Establishing a clinical benefit to utilizing CAN is paramount, as it is consistently more expensive than conventional methods and may increase a patient’s financial burden.19,20,25,39 With the number of spine surgeries utilizing CAN increasing, 39 and the price tag of AIS treatment increasing as well, 9 surgeons need to determine if the guidance and potential increase in screw placement accuracy is worth the increased cost, particularly in light of the increased risk of transfusions and related morbidity.
Limitations
While this study benefits from an extremely large, nationally representative sample, it is not without limitations. In particular, it is possible that CAN was used on more complex or difficult cases, contributing to the cost difference. However, baseline demographics were similar, and it is unlikely to have accounted for the very large differences in cost seen between CAN and traditional surgeries. Additionally, this was a retrospective study, and further, prospective or randomized controlled trials would provide more compelling evidence. Furthermore, we only assessed a select few outcomes within 30-days of surgery. We were unable to assess long-term outcomes, patient reported outcomes, or functional outcomes, all of which may play an important role in surgical decision making and cost-benefit analysis. Importantly, we lacked data on disease severity, such as Cobb angle, or number of levels fused, an important limitation of this study; however, similar studies report no difference in levels fused. 26 Likewise, we lacked data specific to screw malposition; however, if there were a clinically significant difference that resulted in re-admission or reoperation, this should have been seen in the data available. Still, this represents one of the largest studies on the topic, utilizing a nationally representative database.
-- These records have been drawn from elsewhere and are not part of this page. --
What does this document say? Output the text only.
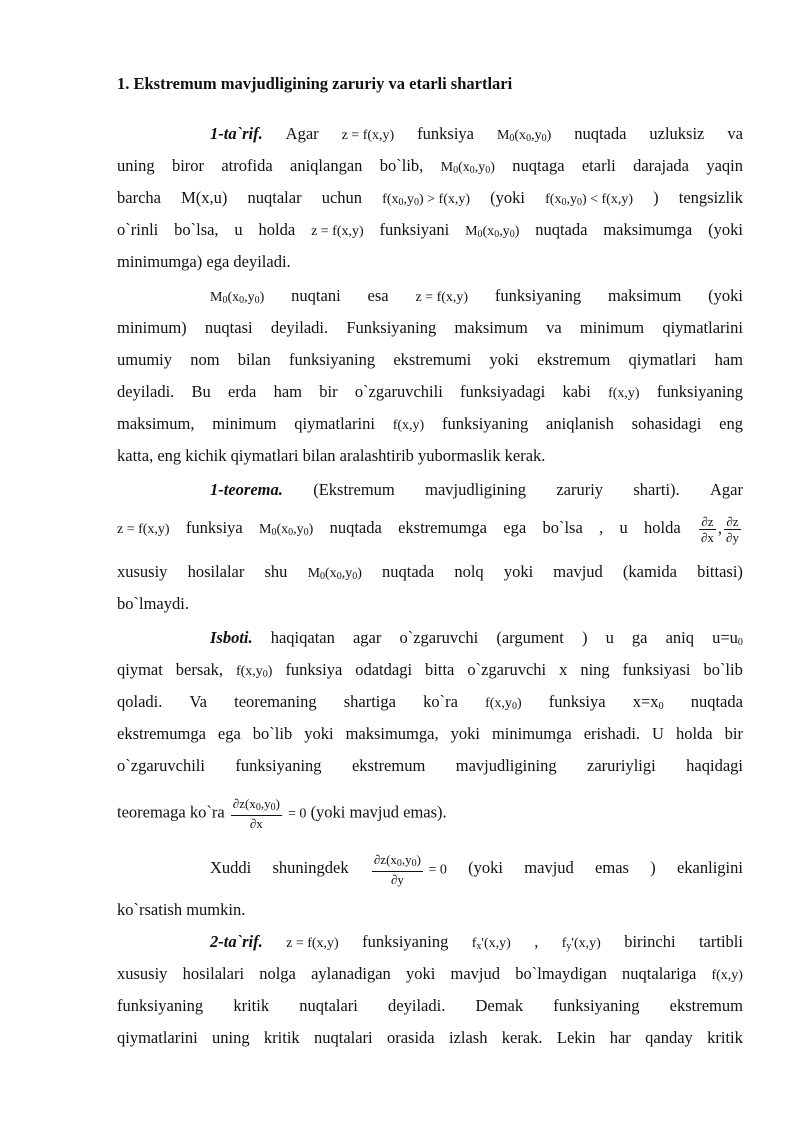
1. Ekstremum mavjudligining zaruriy va etarli shartlari
1-ta`rif. Agar z = f(x,y) funksiya $M_0(x_0,y_0)$ nuqtada uzluksiz va
uning biror atrofida aniqlangan bo`lib, $M_0(x_0,y_0)$ nuqtaga etarli darajada yaqin
barcha M(x,u) nuqtalar uchun $f(x_0,y_0) > f(x,y)$ (yoki $f(x_0,y_0) < f(x,y)$ ) tengsizlik
o`rinli bo`lsa, u holda z = f(x,y) funksiyani $M_0(x_0,y_0)$ nuqtada maksimumga (yoki
minimumga) ega deyiladi.
$M_0(x_0,y_0)$ nuqtani esa z = f(x,y) funksiyaning maksimum (yoki
minimum) nuqtasi deyiladi. Funksiyaning maksimum va minimum qiymatlarini
umumiy nom bilan funksiyaning ekstremumi yoki ekstremum qiymatlari ham
deyiladi. Bu erda ham bir o`zgaruvchili funksiyadagi kabi f(x,y) funksiyaning
maksimum, minimum qiymatlarini f(x,y) funksiyaning aniqlanish sohasidagi eng
katta, eng kichik qiymatlari bilan aralashtirib yubormaslik kerak.
1-teorema. (Ekstremum mavjudligining zaruriy sharti). Agar
z = f(x,y) funksiya $M_0(x_0,y_0)$ nuqtada ekstremumga ega bo`lsa , u holda $\frac{\partial z}{\partial x}$ , $\frac{\partial z}{\partial y}$
xususiy hosilalar shu $M_0(x_0,y_0)$ nuqtada nolq yoki mavjud (kamida bittasi)
bo`lmaydi.
Isboti. haqiqatan agar o`zgaruvchi (argument ) u ga aniq $u=u_0$
qiymat bersak, $f(x,y_0)$ funksiya odatdagi bitta o`zgaruvchi x ning funksiyasi bo`lib
qoladi. Va teoremaning shartiga ko`ra $f(x,y_0)$ funksiya $x=x_0$ nuqtada
ekstremumga ega bo`lib yoki maksimumga, yoki minimumga erishadi. U holda bir
o`zgaruvchili funksiyaning ekstremum mavjudligining zaruriyligi haqidagi
teoremaga ko`ra $\frac{\partial z(x_0,y_0)}{\partial x} = 0$ (yoki mavjud emas).
Xuddi shuningdek $\frac{\partial z(x_0,y_0)}{\partial y} = 0$ (yoki mavjud emas ) ekanligini
ko`rsatish mumkin.
2-ta`rif. z = f(x,y) funksiyaning $f_x'(x,y)$ , $f_y'(x,y)$ birinchi tartibli
xususiy hosilalari nolga aylanadigan yoki mavjud bo`lmaydigan nuqtalariga f(x,y)
funksiyaning kritik nuqtalari deyiladi. Demak funksiyaning ekstremum
qiymatlarini uning kritik nuqtalari orasida izlash kerak. Lekin har qanday kritik
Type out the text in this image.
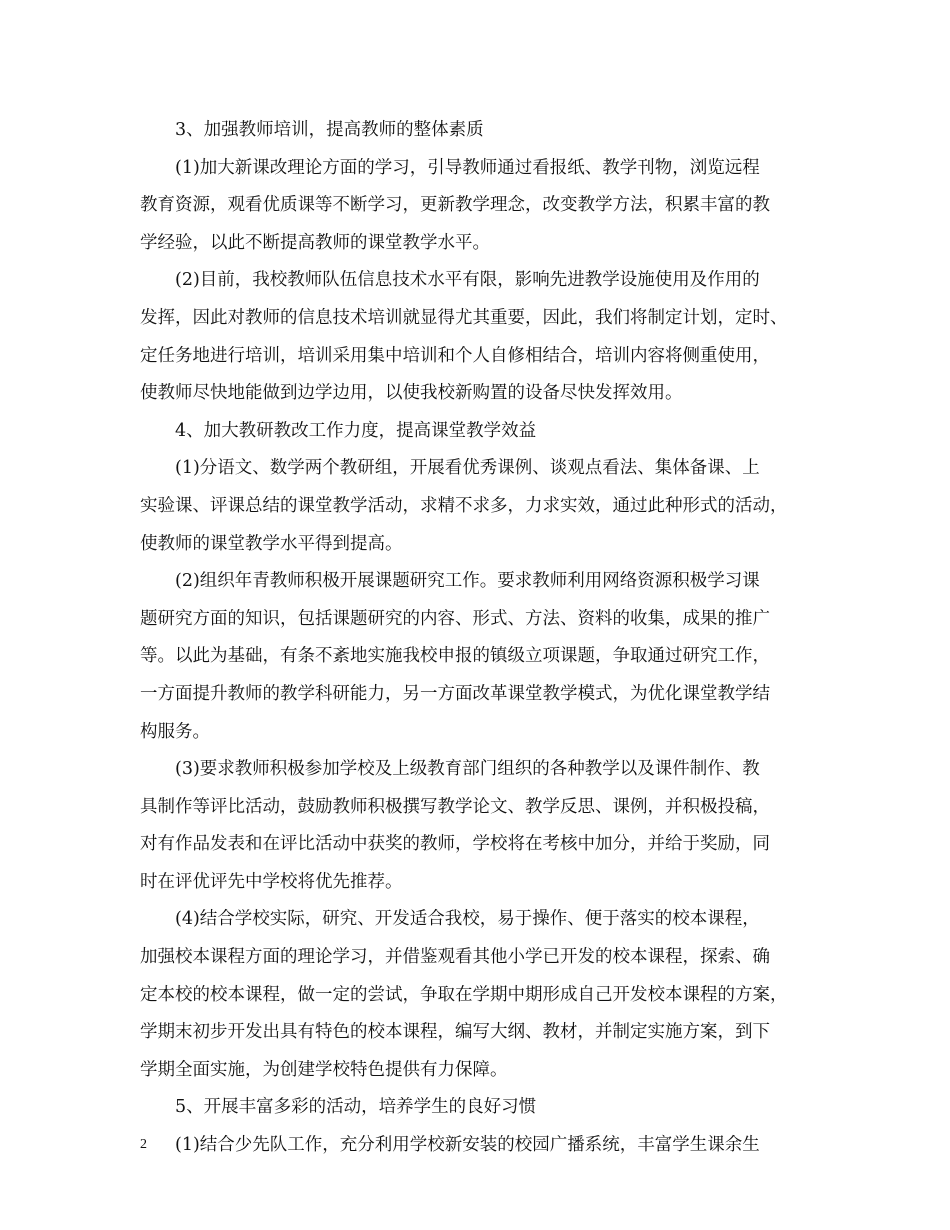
3、加强教师培训，提高教师的整体素质
(1)加大新课改理论方面的学习，引导教师通过看报纸、教学刊物，浏览远程
教育资源，观看优质课等不断学习，更新教学理念，改变教学方法，积累丰富的教
学经验，以此不断提高教师的课堂教学水平。
(2)目前，我校教师队伍信息技术水平有限，影响先进教学设施使用及作用的
发挥，因此对教师的信息技术培训就显得尤其重要，因此，我们将制定计划，定时、
定任务地进行培训，培训采用集中培训和个人自修相结合，培训内容将侧重使用，
使教师尽快地能做到边学边用，以使我校新购置的设备尽快发挥效用。
4、加大教研教改工作力度，提高课堂教学效益
(1)分语文、数学两个教研组，开展看优秀课例、谈观点看法、集体备课、上
实验课、评课总结的课堂教学活动，求精不求多，力求实效，通过此种形式的活动，
使教师的课堂教学水平得到提高。
(2)组织年青教师积极开展课题研究工作。要求教师利用网络资源积极学习课
题研究方面的知识，包括课题研究的内容、形式、方法、资料的收集，成果的推广
等。以此为基础，有条不紊地实施我校申报的镇级立项课题，争取通过研究工作，
一方面提升教师的教学科研能力，另一方面改革课堂教学模式，为优化课堂教学结
构服务。
(3)要求教师积极参加学校及上级教育部门组织的各种教学以及课件制作、教
具制作等评比活动，鼓励教师积极撰写教学论文、教学反思、课例，并积极投稿，
对有作品发表和在评比活动中获奖的教师，学校将在考核中加分，并给于奖励，同
时在评优评先中学校将优先推荐。
(4)结合学校实际，研究、开发适合我校，易于操作、便于落实的校本课程，
加强校本课程方面的理论学习，并借鉴观看其他小学已开发的校本课程，探索、确
定本校的校本课程，做一定的尝试，争取在学期中期形成自己开发校本课程的方案，
学期末初步开发出具有特色的校本课程，编写大纲、教材，并制定实施方案，到下
学期全面实施，为创建学校特色提供有力保障。
5、开展丰富多彩的活动，培养学生的良好习惯
(1)结合少先队工作，充分利用学校新安装的校园广播系统，丰富学生课余生
2
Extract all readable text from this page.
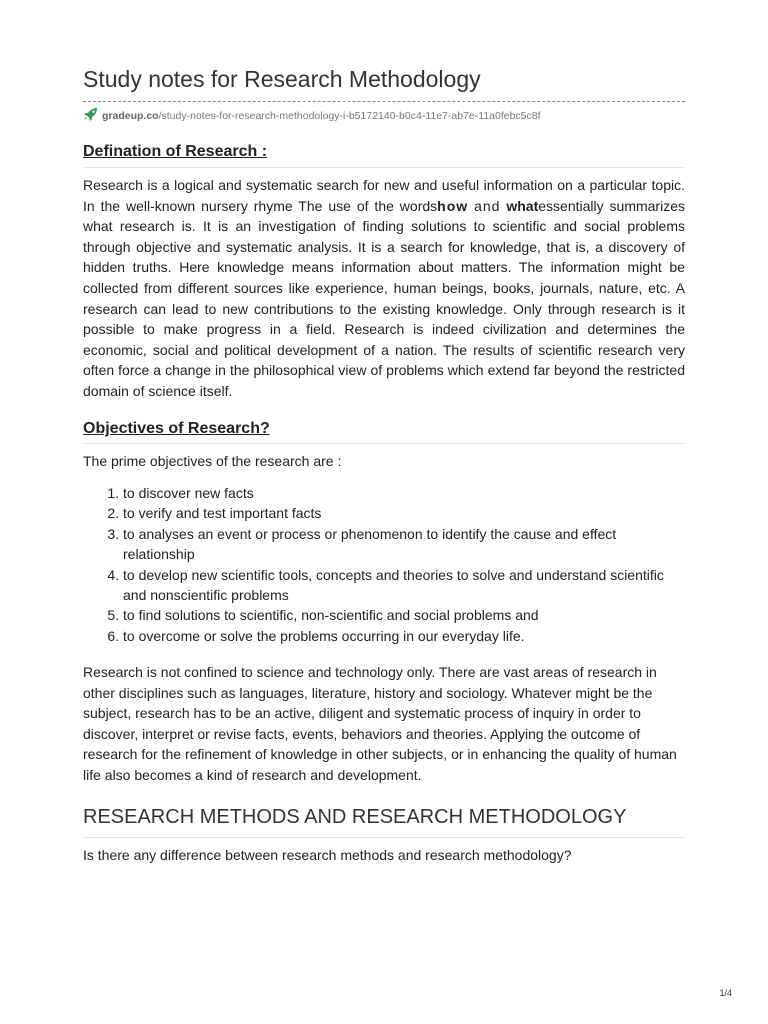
Study notes for Research Methodology
gradeup.co /study-notes-for-research-methodology-i-b5172140-b0c4-11e7-ab7e-11a0febc5c8f
Defination of Research :

Research is a logical and systematic search for new and useful information on a particular topic. In the well-known nursery rhyme The use of the wordshow and whatessentially summarizes what research is. It is an investigation of finding solutions to scientific and social problems through objective and systematic analysis. It is a search for knowledge, that is, a discovery of hidden truths. Here knowledge means information about matters. The information might be collected from different sources like experience, human beings, books, journals, nature, etc. A research can lead to new contributions to the existing knowledge. Only through research is it possible to make progress in a field. Research is indeed civilization and determines the economic, social and political development of a nation. The results of scientific research very often force a change in the philosophical view of problems which extend far beyond the restricted domain of science itself.

Objectives of Research?

The prime objectives of the research are :

1. to discover new facts
2. to verify and test important facts
3. to analyses an event or process or phenomenon to identify the cause and effect relationship
4. to develop new scientific tools, concepts and theories to solve and understand scientific and nonscientific problems
5. to find solutions to scientific, non-scientific and social problems and
6. to overcome or solve the problems occurring in our everyday life.

Research is not confined to science and technology only. There are vast areas of research in other disciplines such as languages, literature, history and sociology. Whatever might be the subject, research has to be an active, diligent and systematic process of inquiry in order to discover, interpret or revise facts, events, behaviors and theories. Applying the outcome of research for the refinement of knowledge in other subjects, or in enhancing the quality of human life also becomes a kind of research and development.

RESEARCH METHODS AND RESEARCH METHODOLOGY

Is there any difference between research methods and research methodology?

1/4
Future, prospective and randomized controlled trials are still warranted to provide stronger evidence, examining outcomes for a longer follow-up period, and provide definite guidance on the use of CAN.
Conclusion
The use of computer assisted navigation in the setting of posterior fusion for adolescent idiopathic scoliosis does not decrease the rate of complications, but it increases the odds of blood transfusions and is associated with significantly greater costs. While CAN has been shown to improve the accuracy of pedicle screw placement, this study did not observe any evidence of improved clinical outcomes. These findings do not support the use of CAN in routine posterior instrumentation and fusion for AIS.
Footnotes
Declaration of conflicting interests
The author(s) declared the following potential conflicts of interest with respect to the research, authorship, and/or publication of this article: One or more authors has the following disclosures: research support to the institution from Globus, Kuros, and Nuvasive.
Funding
The author(s) received no financial support for the research, authorship, and/or publication of this article.
IRB statement
No IRB approval was required for this study. The IRB exemption number is 20230793NRR.